Team members who know each other, work better together. They care about each other´s successes and are more likely to put up a big stink if things are not going well. That´s what we want — people looking out for each other and bringing potential problems to the fore. Tolerance, trust, respect, collaboration, and even anger, challenge, and confrontation come from knowing. We need to make sure our team members get to know each other, even if they are located in different countries or speak different languages. With the communication options we have available today, there´s no reason a team of peers cannot develop deep and productive work relationships.

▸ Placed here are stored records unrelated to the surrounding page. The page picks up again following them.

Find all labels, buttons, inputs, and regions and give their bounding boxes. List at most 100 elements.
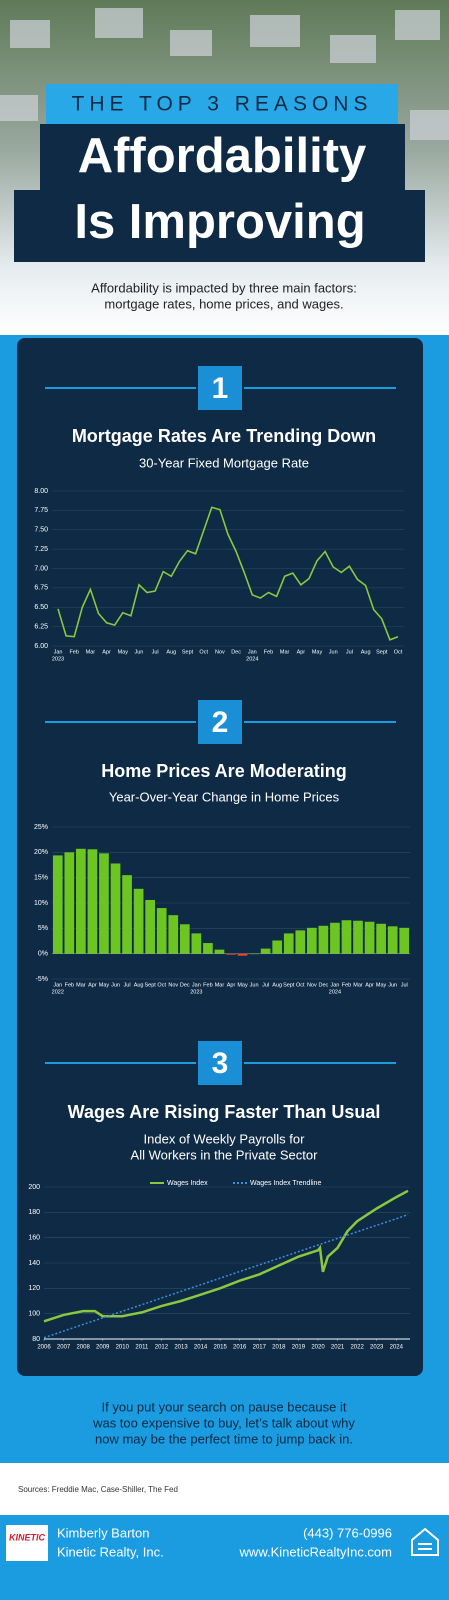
x-tick-label: 2014 [194, 1345, 208, 1351]
x-tick-label: Feb [342, 982, 351, 988]
x-tick-label: Dec [318, 982, 328, 988]
bar [318, 925, 329, 954]
x-tick-label: Sept [283, 982, 295, 988]
x-tick-label: Apr [365, 982, 374, 988]
logo-box [6, 1525, 48, 1561]
bar [306, 927, 317, 954]
x-tick-label: 2021 [331, 1345, 345, 1351]
x-tick-label: Sept [376, 649, 388, 655]
y-tick-label: -5% [36, 976, 48, 983]
x-tick-label: Mar [280, 649, 290, 655]
x-tick-label: Oct [157, 982, 166, 988]
x-tick-label: 2023 [370, 1345, 384, 1351]
chart-subtitle: Year-Over-Year Change in Home Prices [109, 789, 340, 804]
badge [198, 366, 242, 410]
x-tick-label: Nov [307, 982, 317, 988]
bar [353, 920, 363, 954]
x-tick-label: Jun [388, 982, 397, 988]
series-line [43, 1213, 409, 1339]
x-tick-label: Jul [152, 649, 159, 655]
y-tick-label: 25% [34, 824, 48, 831]
x-tick-label: 2008 [76, 1345, 90, 1351]
x-tick-label: Aug [272, 982, 282, 988]
y-tick-label: 15% [34, 875, 48, 882]
x-tick-label: 2020 [311, 1345, 325, 1351]
y-tick-label: 120 [28, 1285, 40, 1292]
x-tick-label: 2018 [272, 1345, 286, 1351]
x-tick-label: Feb [65, 982, 74, 988]
x-tick-label: Aug [166, 649, 176, 655]
y-tick-label: 5% [38, 925, 48, 932]
x-tick-label: Sept [182, 649, 194, 655]
x-tick-label: 2006 [37, 1345, 51, 1351]
intro: Affordability is impacted by three main … [91, 280, 357, 295]
logo: KINETIC [9, 1532, 46, 1542]
x-year-label: 2024 [246, 656, 258, 662]
closing: If you put your search on pause because … [102, 1399, 347, 1414]
card [17, 338, 423, 1376]
kicker: THE TOP 3 REASONS [72, 93, 373, 116]
bar [203, 943, 213, 954]
badge-number: 2 [212, 706, 229, 739]
chart-subtitle: Index of Weekly Payrolls for [144, 1131, 306, 1146]
x-year-label: 2023 [190, 989, 202, 995]
bar [99, 853, 109, 954]
x-tick-label: 2015 [213, 1345, 227, 1351]
x-tick-label: Jun [250, 982, 259, 988]
x-tick-label: Jul [401, 982, 408, 988]
closing: now may be the perfect time to jump back… [95, 1431, 353, 1446]
x-tick-label: Apr [102, 649, 111, 655]
badge-number: 3 [212, 1047, 229, 1080]
x-tick-label: May [312, 649, 323, 655]
x-tick-label: Feb [203, 982, 212, 988]
x-tick-label: 2012 [155, 1345, 169, 1351]
kicker-band [46, 84, 398, 124]
y-tick-label: 160 [28, 1235, 40, 1242]
title: Is Improving [74, 195, 365, 249]
x-tick-label: Mar [215, 982, 225, 988]
x-tick-label: 2016 [233, 1345, 247, 1351]
bar [295, 930, 306, 954]
x-tick-label: Apr [227, 982, 236, 988]
x-tick-label: 2017 [253, 1345, 267, 1351]
y-tick-label: 6.25 [34, 623, 48, 630]
x-tick-label: Feb [264, 649, 273, 655]
badge [198, 1041, 242, 1085]
badge-number: 1 [212, 372, 229, 405]
y-tick-label: 180 [28, 1209, 40, 1216]
bar [260, 948, 271, 954]
bar [272, 940, 283, 954]
x-tick-label: Jul [124, 982, 131, 988]
x-tick-label: May [99, 982, 110, 988]
sources-strip [0, 1463, 449, 1515]
y-tick-label: 10% [34, 900, 48, 907]
x-tick-label: 2011 [135, 1345, 149, 1351]
x-tick-label: Oct [394, 649, 403, 655]
series-line [43, 1189, 409, 1323]
bar [87, 849, 98, 954]
y-tick-label: 20% [34, 849, 48, 856]
x-year-label: 2023 [52, 656, 64, 662]
chart-subtitle: 30-Year Fixed Mortgage Rate [139, 455, 309, 470]
y-tick-label: 6.00 [34, 643, 48, 650]
x-tick-label: Jan [248, 649, 257, 655]
x-tick-label: Jul [262, 982, 269, 988]
footer [0, 1515, 449, 1600]
y-tick-label: 140 [28, 1260, 40, 1267]
x-tick-label: Oct [296, 982, 305, 988]
series-line [57, 506, 399, 641]
website: www.KineticRealtyInc.com [239, 1544, 392, 1559]
x-tick-label: Dec [180, 982, 190, 988]
x-tick-label: 2009 [96, 1345, 110, 1351]
x-tick-label: Aug [361, 649, 371, 655]
x-tick-label: 2007 [57, 1345, 71, 1351]
y-tick-label: 7.25 [34, 546, 48, 553]
y-tick-label: 6.50 [34, 604, 48, 611]
x-tick-label: Oct [199, 649, 208, 655]
bar [387, 926, 398, 954]
x-tick-label: Feb [69, 649, 78, 655]
x-tick-label: Apr [88, 982, 97, 988]
x-tick-label: Nov [168, 982, 178, 988]
y-tick-label: 7.75 [34, 507, 48, 514]
y-tick-label: 100 [28, 1311, 40, 1318]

To create the connection is basic — people need to spend time getting to know one another. I am not advocating a bunch of sit-in-a-corner-chanting team building sessions, or outdoor ropes classes or offsite golf outings. These get togethers are OK, but not necessary. I do like facilitates behavioral style team sessions — like using the MBTI (Meyers Briggs Type Indicator) — but otherwise recommend that you get to know each other by talking about the business. The business is what binds you together. If people have meaty and open conversations about the business during their team meetings and morning huddles, you will find that they will also have more informal conversations during other times. Pepper in a few informal team conversations and bring in Krispy Kremes and vanilla lattes and you will find that people will begin to connect — the sugar and caffeine help and are fun.
Be careful about the signals you send your team members because sometimes our efforts can cause a unintended reaction. A well intended act that ends up hurting relationships is when we coddle people who have clashes in personality. Variety is the spice of life and I hope that you have a team filled with people who are so different they might not want to go bowling together. That said, I have seen very diverse people enjoy a game of bowling. Business is business and we do not have the luxury of working only with those people to whom we naturally gravitate. In fact, that would be bad for business. As a manager, you should role model productive work relationships with all types of people and not tolerate immaturity from others. That´s right, immaturity. We all have a job to do and we might need to partner with someone distasteful to us — get over it and do great work!